Chiu Richard, Tatara Eric, Mackesy-Amiti Mary Ellen, Page Kimberly, Ozik Jonathan, Boodram Basmattee, Dahari Harel, Gutfraind Alexander
Department of Medicine, University of Illinois College of Medicine at Chicago, Chicago, IL 60612, USA.
The Program for Experimental & Theoretical Modeling, Department of Medicine, Division of Hepatology, Stritch School of Medicine, Loyola University Chicago, Maywood, IL 60660, USA.
Healthcare (Basel). 2024 Mar 13;12(6):644. doi: 10.3390/healthcare12060644.

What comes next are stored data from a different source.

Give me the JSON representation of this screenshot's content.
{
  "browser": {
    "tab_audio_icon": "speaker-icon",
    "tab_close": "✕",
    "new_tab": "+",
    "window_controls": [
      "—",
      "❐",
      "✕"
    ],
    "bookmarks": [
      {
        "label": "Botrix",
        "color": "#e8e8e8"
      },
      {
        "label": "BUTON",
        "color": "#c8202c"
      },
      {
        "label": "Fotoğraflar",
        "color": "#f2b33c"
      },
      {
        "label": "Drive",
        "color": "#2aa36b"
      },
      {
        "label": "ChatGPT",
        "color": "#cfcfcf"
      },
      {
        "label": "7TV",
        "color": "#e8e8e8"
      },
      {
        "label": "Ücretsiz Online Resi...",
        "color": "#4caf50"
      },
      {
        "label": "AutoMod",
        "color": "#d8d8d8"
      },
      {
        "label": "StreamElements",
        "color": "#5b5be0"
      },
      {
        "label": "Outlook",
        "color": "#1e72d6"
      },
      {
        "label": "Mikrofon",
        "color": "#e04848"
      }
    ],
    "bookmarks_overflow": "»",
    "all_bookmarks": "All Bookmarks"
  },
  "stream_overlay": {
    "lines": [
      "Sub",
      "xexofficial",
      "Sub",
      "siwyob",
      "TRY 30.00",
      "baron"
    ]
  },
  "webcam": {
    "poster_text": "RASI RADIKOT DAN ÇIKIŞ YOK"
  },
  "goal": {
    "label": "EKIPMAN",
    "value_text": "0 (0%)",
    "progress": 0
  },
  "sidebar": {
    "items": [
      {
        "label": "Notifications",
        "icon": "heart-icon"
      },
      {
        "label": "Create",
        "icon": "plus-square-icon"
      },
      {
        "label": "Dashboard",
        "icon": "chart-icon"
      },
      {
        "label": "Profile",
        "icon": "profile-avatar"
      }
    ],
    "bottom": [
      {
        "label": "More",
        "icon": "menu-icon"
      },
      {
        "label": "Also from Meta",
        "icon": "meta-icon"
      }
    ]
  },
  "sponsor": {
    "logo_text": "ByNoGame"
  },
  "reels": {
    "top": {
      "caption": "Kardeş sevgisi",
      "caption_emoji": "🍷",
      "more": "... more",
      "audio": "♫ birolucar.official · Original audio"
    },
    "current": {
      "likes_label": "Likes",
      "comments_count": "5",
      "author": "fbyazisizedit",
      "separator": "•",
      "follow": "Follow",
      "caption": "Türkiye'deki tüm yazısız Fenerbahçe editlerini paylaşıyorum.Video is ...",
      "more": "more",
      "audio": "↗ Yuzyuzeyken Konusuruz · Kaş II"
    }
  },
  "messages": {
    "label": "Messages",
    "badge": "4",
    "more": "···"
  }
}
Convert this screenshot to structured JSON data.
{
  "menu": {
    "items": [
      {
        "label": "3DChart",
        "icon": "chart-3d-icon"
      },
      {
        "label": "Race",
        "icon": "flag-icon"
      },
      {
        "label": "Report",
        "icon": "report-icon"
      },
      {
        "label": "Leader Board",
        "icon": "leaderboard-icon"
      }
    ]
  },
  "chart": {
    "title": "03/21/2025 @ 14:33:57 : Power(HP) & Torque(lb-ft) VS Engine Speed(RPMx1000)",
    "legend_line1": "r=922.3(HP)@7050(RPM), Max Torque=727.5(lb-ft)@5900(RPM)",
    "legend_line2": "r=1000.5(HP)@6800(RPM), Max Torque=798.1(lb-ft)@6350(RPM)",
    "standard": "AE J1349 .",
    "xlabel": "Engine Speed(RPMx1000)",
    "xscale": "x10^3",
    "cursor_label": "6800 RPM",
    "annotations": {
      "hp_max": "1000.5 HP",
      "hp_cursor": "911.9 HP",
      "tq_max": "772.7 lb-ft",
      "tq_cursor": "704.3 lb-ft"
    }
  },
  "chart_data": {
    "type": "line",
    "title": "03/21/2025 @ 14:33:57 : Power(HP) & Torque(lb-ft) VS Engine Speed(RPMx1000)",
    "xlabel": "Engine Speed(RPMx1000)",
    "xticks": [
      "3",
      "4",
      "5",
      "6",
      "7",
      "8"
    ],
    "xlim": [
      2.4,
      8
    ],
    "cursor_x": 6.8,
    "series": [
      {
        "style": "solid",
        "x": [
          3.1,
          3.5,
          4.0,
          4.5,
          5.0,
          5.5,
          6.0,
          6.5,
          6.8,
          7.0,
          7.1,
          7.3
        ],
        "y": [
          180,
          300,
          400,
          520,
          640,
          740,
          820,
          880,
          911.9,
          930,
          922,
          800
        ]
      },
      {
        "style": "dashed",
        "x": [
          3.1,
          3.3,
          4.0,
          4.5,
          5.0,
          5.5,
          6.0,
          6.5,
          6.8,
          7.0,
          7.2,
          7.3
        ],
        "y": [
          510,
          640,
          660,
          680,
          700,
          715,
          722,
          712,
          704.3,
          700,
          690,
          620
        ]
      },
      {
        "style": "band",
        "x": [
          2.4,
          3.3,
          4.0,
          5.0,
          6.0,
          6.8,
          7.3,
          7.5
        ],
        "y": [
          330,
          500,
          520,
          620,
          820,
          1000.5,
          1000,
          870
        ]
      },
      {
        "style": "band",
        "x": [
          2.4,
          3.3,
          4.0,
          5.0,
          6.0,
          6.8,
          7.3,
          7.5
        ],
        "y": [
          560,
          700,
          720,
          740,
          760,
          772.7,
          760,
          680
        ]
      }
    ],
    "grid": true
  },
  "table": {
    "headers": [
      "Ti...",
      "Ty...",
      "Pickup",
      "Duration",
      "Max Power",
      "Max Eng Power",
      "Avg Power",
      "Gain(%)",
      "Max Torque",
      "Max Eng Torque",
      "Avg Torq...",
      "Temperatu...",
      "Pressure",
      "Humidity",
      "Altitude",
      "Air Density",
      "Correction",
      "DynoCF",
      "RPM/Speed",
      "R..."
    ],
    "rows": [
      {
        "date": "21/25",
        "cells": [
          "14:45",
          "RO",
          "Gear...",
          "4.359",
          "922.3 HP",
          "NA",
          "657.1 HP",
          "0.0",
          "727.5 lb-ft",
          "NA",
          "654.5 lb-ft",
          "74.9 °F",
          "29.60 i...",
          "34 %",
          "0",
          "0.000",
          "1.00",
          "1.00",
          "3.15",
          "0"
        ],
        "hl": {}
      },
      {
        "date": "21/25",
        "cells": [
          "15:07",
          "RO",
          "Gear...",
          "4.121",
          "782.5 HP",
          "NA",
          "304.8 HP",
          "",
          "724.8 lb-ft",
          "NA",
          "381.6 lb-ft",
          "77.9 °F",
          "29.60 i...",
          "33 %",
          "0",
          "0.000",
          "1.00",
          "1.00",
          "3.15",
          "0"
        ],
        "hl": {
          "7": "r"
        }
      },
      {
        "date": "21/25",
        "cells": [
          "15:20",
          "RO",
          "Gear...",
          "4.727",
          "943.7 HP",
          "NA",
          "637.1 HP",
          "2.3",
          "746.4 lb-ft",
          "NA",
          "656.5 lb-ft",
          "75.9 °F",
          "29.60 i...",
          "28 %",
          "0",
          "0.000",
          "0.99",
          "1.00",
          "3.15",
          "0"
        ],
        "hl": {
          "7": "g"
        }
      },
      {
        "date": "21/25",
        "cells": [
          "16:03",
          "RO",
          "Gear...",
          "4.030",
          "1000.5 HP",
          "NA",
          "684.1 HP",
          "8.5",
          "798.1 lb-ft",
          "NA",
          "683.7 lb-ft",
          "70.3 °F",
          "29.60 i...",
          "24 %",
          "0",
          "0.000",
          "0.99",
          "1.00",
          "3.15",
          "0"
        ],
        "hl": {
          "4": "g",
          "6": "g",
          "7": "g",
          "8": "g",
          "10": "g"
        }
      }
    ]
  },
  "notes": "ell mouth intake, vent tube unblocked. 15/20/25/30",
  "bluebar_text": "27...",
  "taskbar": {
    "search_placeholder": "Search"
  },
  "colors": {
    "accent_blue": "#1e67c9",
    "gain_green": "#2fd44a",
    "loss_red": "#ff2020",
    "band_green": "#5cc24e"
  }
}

Despite the availability of direct-acting antivirals that cure individuals infected with the hepatitis C virus (HCV), developing a vaccine is critically needed in achieving HCV elimination. HCV vaccine trials have been performed in populations with high incidence of new HCV infection such as people who inject drugs (PWID). Developing strategies of optimal recruitment of PWID for HCV vaccine trials could reduce sample size, follow-up costs and disparities in enrollment. We investigate trial recruitment informed by machine learning and evaluate a strategy for HCV vaccine trials termed PREDICTEE-Predictive Recruitment and Enrichment method balancing Demographics and Incidence for Clinical Trial Equity and Efficiency. PREDICTEE utilizes a survival analysis model applied to trial candidates, considering their demographic and injection characteristics to predict the candidate's probability of HCV infection during the trial. The decision to recruit considers both the candidate's predicted incidence and demographic characteristics such as age, sex, and race. We evaluated PREDICTEE using in silico methods, in which we first generated a synthetic candidate pool and their respective HCV infection events using HepCEP, a validated agent-based simulation model of HCV transmission among PWID in metropolitan Chicago. We then compared PREDICTEE to conventional recruitment of high-risk PWID who share drugs or injection equipment in terms of sample size and recruitment equity, with the latter measured by participation-to-prevalence ratio (PPR) across age, sex, and race. Comparing conventional recruitment to PREDICTEE found a reduction in sample size from 802 (95%: 642-1010) to 278 (95%: 264-294) with PREDICTEE, while also reducing screening requirements by 30%. Simultaneously, PPR increased from 0.475 (95%: 0.356-0.568) to 0.754 (95%: 0.685-0.834). Even when targeting a dissimilar maximally balanced population in which achieving recruitment equity would be more difficult, PREDICTEE is able to reduce sample size from 802 (95%: 642-1010) to 304 (95%: 288-322) while improving PPR to 0.807 (95%: 0.792-0.821). PREDICTEE presents a promising strategy for HCV clinical trial recruitment, achieving sample size reduction while improving recruitment equity.
尽管有可治愈丙型肝炎病毒(HCV)感染者的直接抗病毒药物,但开发一种疫苗对于实现消除HCV至关重要。HCV疫苗试验已在新HCV感染高发人群中进行,如注射毒品者(PWID)。制定针对HCV疫苗试验的PWID最佳招募策略可以减少样本量、随访成本以及招募方面的差异。我们研究了由机器学习提供信息的试验招募情况,并评估了一种用于HCV疫苗试验的策略,称为PREDICTEE——平衡人口统计学和发病率以实现临床试验公平与效率的预测性招募和富集方法。PREDICTEE利用应用于试验候选者的生存分析模型,考虑他们的人口统计学和注射特征来预测候选者在试验期间感染HCV的概率。招募决策同时考虑候选者的预测发病率和年龄、性别、种族等人口统计学特征。我们使用计算机模拟方法评估了PREDICTEE,其中我们首先使用HepCEP生成了一个合成候选者库及其各自的HCV感染事件,HepCEP是一个经过验证的基于主体的芝加哥大都市PWID中HCV传播模拟模型。然后我们将PREDICTEE与传统的招募共用毒品或注射设备的高风险PWID的方法在样本量和招募公平性方面进行了比较,后者通过年龄、性别和种族的参与率与患病率之比(PPR)来衡量。将传统招募方法与PREDICTEE进行比较发现,使用PREDICTEE时样本量从802(95%:642 - 1010)减少到278(95%:264 - 294),同时筛查要求降低了30%。同时,PPR从0.475(95%:0.356 - 0.568)提高到0.754(95%:0.685 - 0.834)。即使针对一个更难实现招募公平的不同的最大平衡人群,PREDICTEE也能够将样本量从802(95%:642 - 1010)减少到304(95%:288 - 322),同时将PPR提高到0.807(95%:0.792 - 0.821)。PREDICTEE为HCV临床试验招募提供了一种有前景的策略,在减少样本量的同时提高了招募公平性。